Conclusion and Impact
The Supreme Court allowed the appeals, set aside the High Court’s judgment, and revived the orders passed by the ITAT. The Assessing Officer was directed to pass fresh assessment orders for the relevant assessment years in terms of the ITAT orders.
This judgment establishes important principles for businesses operating in India, particularly international companies. It recognizes that business activities aren’t limited to periods of active revenue generation but include preparatory and transitional phases. The decision acknowledges the reality that businesses often go through lean periods while still maintaining their business character and intentions.

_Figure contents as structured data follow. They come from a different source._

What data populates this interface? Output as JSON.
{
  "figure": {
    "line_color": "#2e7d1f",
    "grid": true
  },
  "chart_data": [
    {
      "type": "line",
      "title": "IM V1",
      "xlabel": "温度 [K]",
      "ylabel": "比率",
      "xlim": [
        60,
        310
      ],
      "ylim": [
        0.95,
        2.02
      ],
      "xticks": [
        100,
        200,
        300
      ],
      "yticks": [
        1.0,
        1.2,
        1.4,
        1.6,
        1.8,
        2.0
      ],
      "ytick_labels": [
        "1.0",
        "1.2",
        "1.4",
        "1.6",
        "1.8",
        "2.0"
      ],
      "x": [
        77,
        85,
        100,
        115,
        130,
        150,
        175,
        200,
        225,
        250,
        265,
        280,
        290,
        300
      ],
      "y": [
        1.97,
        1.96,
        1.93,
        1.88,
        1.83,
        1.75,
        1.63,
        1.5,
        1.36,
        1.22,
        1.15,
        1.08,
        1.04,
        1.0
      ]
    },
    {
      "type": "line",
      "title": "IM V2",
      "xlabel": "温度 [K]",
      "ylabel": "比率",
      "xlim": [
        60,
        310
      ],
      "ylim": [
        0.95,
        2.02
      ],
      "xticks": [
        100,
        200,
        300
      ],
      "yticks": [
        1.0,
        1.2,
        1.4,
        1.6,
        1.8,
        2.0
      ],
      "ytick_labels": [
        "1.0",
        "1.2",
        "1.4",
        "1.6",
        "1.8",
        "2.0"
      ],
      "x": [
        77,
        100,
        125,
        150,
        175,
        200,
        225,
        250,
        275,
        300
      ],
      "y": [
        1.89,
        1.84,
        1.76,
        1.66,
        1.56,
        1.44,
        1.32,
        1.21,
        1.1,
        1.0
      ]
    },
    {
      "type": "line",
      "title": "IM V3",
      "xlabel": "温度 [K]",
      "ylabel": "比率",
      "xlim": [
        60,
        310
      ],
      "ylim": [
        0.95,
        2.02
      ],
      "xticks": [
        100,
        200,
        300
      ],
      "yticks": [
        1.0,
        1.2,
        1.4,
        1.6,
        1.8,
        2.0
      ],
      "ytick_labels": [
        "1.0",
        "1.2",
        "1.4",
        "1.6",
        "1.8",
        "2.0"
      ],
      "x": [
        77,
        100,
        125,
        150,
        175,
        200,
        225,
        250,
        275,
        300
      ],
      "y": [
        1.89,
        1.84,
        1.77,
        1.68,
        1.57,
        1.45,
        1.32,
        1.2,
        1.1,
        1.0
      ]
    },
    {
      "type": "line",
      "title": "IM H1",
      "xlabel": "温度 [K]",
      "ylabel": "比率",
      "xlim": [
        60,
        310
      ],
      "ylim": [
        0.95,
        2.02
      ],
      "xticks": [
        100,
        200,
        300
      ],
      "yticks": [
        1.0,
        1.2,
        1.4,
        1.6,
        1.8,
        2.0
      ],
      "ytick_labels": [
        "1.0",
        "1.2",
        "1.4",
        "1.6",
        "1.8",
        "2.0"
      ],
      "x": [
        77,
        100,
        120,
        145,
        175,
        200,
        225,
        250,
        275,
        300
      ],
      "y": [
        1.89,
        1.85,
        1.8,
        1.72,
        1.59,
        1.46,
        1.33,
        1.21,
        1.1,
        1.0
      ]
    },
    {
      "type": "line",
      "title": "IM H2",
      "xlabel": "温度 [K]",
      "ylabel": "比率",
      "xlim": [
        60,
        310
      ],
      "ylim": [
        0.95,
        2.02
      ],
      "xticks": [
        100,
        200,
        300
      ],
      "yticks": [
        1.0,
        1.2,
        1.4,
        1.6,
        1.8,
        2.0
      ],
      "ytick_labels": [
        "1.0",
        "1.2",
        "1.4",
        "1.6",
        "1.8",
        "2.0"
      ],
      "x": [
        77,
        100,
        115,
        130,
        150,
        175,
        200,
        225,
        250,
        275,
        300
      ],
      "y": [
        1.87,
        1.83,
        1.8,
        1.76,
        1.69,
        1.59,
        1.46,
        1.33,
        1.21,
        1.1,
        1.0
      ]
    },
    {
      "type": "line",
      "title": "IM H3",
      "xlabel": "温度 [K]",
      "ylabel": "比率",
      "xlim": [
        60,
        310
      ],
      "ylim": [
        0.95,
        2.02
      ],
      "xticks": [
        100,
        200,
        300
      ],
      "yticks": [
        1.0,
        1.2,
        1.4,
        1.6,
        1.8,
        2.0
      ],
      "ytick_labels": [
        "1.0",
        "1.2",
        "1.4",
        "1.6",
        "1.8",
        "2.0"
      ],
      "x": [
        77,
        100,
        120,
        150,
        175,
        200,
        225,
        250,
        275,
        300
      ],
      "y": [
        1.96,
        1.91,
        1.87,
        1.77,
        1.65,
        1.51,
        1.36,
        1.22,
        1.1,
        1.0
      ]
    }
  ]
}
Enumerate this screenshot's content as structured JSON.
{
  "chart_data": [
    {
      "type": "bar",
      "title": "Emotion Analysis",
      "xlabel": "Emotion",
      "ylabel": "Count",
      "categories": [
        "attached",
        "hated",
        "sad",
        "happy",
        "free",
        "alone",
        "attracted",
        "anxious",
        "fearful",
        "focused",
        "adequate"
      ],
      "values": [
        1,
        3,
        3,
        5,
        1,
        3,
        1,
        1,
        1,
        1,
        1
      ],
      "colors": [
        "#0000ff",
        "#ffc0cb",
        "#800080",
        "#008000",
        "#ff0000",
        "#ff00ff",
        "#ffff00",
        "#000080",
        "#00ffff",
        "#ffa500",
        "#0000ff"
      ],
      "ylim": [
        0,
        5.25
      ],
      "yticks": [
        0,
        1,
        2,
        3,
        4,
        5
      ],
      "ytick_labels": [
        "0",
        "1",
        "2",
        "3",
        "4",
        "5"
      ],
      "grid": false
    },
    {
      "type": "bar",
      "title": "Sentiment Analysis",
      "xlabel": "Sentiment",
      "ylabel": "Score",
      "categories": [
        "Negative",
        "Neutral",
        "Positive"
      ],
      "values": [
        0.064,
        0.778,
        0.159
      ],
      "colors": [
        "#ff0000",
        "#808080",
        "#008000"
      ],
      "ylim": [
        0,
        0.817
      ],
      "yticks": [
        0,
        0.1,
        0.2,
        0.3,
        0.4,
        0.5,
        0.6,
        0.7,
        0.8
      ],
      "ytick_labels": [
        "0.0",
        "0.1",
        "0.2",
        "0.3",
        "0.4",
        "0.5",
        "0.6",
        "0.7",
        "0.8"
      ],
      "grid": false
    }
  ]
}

The judgment also sends a strong message about India’s commitment to creating a business-friendly environment for international companies, aligning with global business practices and supporting the country’s economic growth objectives. By rejecting narrow interpretations of business presence and activity, the Supreme Court has provided clarity and certainty for companies navigating the Indian market during transitional business phases.
Petitioner Name: Pride Foramer S.A..Respondent Name: Commissioner of Income Tax & Anr..Judgment By: Justice Manoj Misra, Justice Joymalya Bagchi.Place Of Incident: Mumbai offshore and various locations in India.Judgment Date: 17-10-2025.Result: allowed.